Brain-dead but simple approach below; bad practice anti-pattern also (multiple rungs writing to the same values), but that is probably going to happen in any design that solves this problem.
Replicate the second rung so there are as many of that rung as there are tank signals; this could also be done with a loop, LBL and JMP in two rungs.
This implementation is only to demonstrate the concept, as it assumes the first tank state is in I:0/0, the second tank state is in I:0/1, ..., the tenth tank state is in I:0/9.
The program would be more general if it used the [Input Map] design pattern e.g. use a bit file, say B3:0/[N7:1] instead of the I1:0/[N7:1] inputs, and copy the tank states from physical inputs into a contiguous region of B3 upstream of this code. That way the tank states do not have to be in contiguous locations along the physical inputs; also in that case if an input on the PLC went south, that tank's signal wiring could be moved to another input, and the only required code change would be to one line of the input map.

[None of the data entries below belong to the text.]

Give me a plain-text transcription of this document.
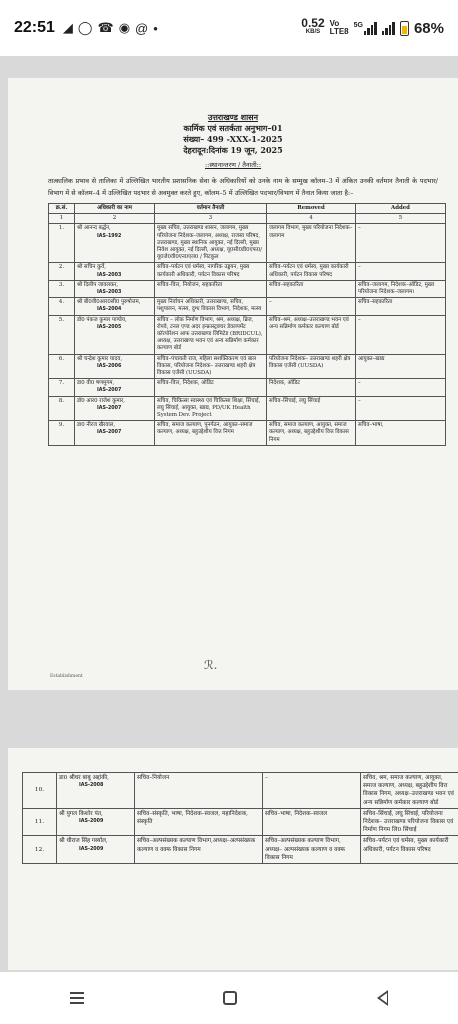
22:51 ◢ ◯ ☎ ◉ @ •	0.52
KB/S
Vo
LTE8
5G	68%
उत्तराखण्ड शासन
कार्मिक एवं सतर्कता अनुभाग–01
संख्या– 499 -XXX-1-2025
देहरादून:दिनांक 19 जून, 2025
::स्थानान्तरण / तैनाती::
तात्कालिक प्रभाव से तालिका में उल्लिखित भारतीय प्रशासनिक सेवा के अधिकारियों को उनके नाम के सम्मुख कॉलम–3 में अंकित उनकी वर्तमान तैनाती के पदभार/विभाग में से कॉलम–4 में उल्लिखित पदभार से अवमुक्त करते हुए, कॉलम–5 में उल्लिखित पदभार/विभाग में तैनात किया जाता है:–
क्र.सं.	अधिकारी का नाम	वर्तमान तैनाती	Removed	Added
1	2	3	4	5
1.	श्री आनन्द बर्द्धन,
IAS-1992	मुख्य सचिव, उत्तराखण्ड शासन, जलागम, मुख्य परियोजना निदेशक–जलागम, अध्यक्ष, राजस्व परिषद, उत्तराखण्ड, मुख्य स्थानिक आयुक्त, नई दिल्ली, मुख्य निवेश आयुक्त, नई दिल्ली, अध्यक्ष, यू0सी0डी0एफ0/यू0जे0वी0एन0एल0 / पिटकुल	जलागम विभाग, मुख्य परियोजना निदेशक–जलागम	–
2.	श्री सचिन कुर्वे,
IAS-2003	सचिव–पर्यटन एवं धर्मस्व, नागरिक उड्डयन, मुख्य कार्यकारी अधिकारी, पर्यटन विकास परिषद	सचिव–पर्यटन एवं धर्मस्व, मुख्य कार्यकारी अधिकारी, पर्यटन विकास परिषद	–
3.	श्री दिलीप जावलकर,
IAS-2003	सचिव–वित्त, नियोजन, सहकारिता	सचिव–सहकारिता	सचिव–जलागम, निदेशक–ऑडिट, मुख्य परियोजना निदेशक–जलागम।
4.	श्री बी0वी0आर0सी0 पुरुषोत्तम,
IAS-2004	मुख्य निर्वाचन अधिकारी, उत्तराखण्ड, सचिव, पशुपालन, मत्स्य, दुग्ध विकास विभाग, निदेशक, मत्स्य	–	सचिव–सहकारिता
5.	डॉ0 पंकज कुमार पाण्डेय,
IAS-2005	सचिव – लोक निर्माण विभाग, श्रम, अध्यक्ष, ब्रिज, रोपवे, टनल एण्ड अदर इन्फ्रास्ट्रक्चर डेवलपमेंट कॉरपोरेशन आफ उत्तराखण्ड लिमिटेड (BRIDCUL), अध्यक्ष, उत्तराखण्ड भवन एवं अन्य सन्निर्माण कर्मकार कल्याण बोर्ड	सचिव–श्रम, अध्यक्ष–उत्तराखण्ड भवन एवं अन्य सन्निर्माण कर्मकार कल्याण बोर्ड	–
6.	श्री चन्द्रेश कुमार यादव,
IAS-2006	सचिव–पंचायती राज, महिला सशक्तिकरण एवं बाल विकास, परियोजना निदेशक– उत्तराखण्ड शहरी क्षेत्र विकास एजेंसी (UUSDA)	परियोजना निदेशक– उत्तराखण्ड शहरी क्षेत्र विकास एजेंसी (UUSDA)	आयुक्त–खाद्य
7.	डा0 वी0 षणमुगम,
IAS-2007	सचिव–वित्त, निदेशक, ऑडिट	निदेशक, ऑडिट	–
8.	डॉ0 आर0 राजेश कुमार,
IAS-2007	सचिव, चिकित्सा स्वास्थ्य एवं चिकित्सा शिक्षा, सिंचाई, लघु सिंचाई, आयुक्त, खाद्य, PD/UK Health System Dev. Project	सचिव–सिंचाई, लघु सिंचाई	–
9.	डा0 नीरज खैरवाल,
IAS-2007	सचिव, समाज कल्याण, पुनर्गठन, आयुक्त–समाज कल्याण, अध्यक्ष, बहुउद्देशीय वित्त निगम	सचिव, समाज कल्याण, आयुक्त, समाज कल्याण, अध्यक्ष, बहुउद्देशीय वित्त विकास निगम	सचिव–भाषा,
ℛ.
Establishment
10.	डा0 श्रीधर बाबू अद्दांकी,
IAS-2008	सचिव–नियोजन	–	सचिव, श्रम, समाज कल्याण, आयुक्त, समाज कल्याण, अध्यक्ष, बहुउद्देशीय वित्त विकास निगम, अध्यक्ष–उत्तराखण्ड भवन एवं अन्य सन्निर्माण कर्मकार कल्याण बोर्ड
11.	श्री युगल किशोर पंत,
IAS-2009	सचिव–संस्कृति, भाषा, निदेशक–स्वजल, महानिदेशक, संस्कृति	सचिव–भाषा, निदेशक–स्वजल	सचिव–सिंचाई, लघु सिंचाई, परियोजना निदेशक– उत्तराखण्ड परियोजना विकास एवं निर्माण निगम लि0 सिंचाई
12.	श्री धीराज सिंह गर्ब्याल,
IAS-2009	सचिव–अल्पसंख्यक कल्याण विभाग,अध्यक्ष–अल्पसंख्यक कल्याण व वक्फ विकास निगम	सचिव–अल्पसंख्यक कल्याण विभाग, अध्यक्ष– अल्पसंख्यक कल्याण व वक्फ विकास निगम	सचिव–पर्यटन एवं धर्मस्व, मुख्य कार्यकारी अधिकारी, पर्यटन विकास परिषद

Although if I were anticipating doing that, I might as well use the hard-coded inputs in the ---] [--- XIC/NOs in the first place and skip the input map. The only advantage to using indirect addressing is that the ten lines are identical i.e. object-oriented design, conceptually separating code and data, so if I want to do anything else in the counting rungs it is easy to implement.
Crud, I just talked myself out of this approach; ignore this post.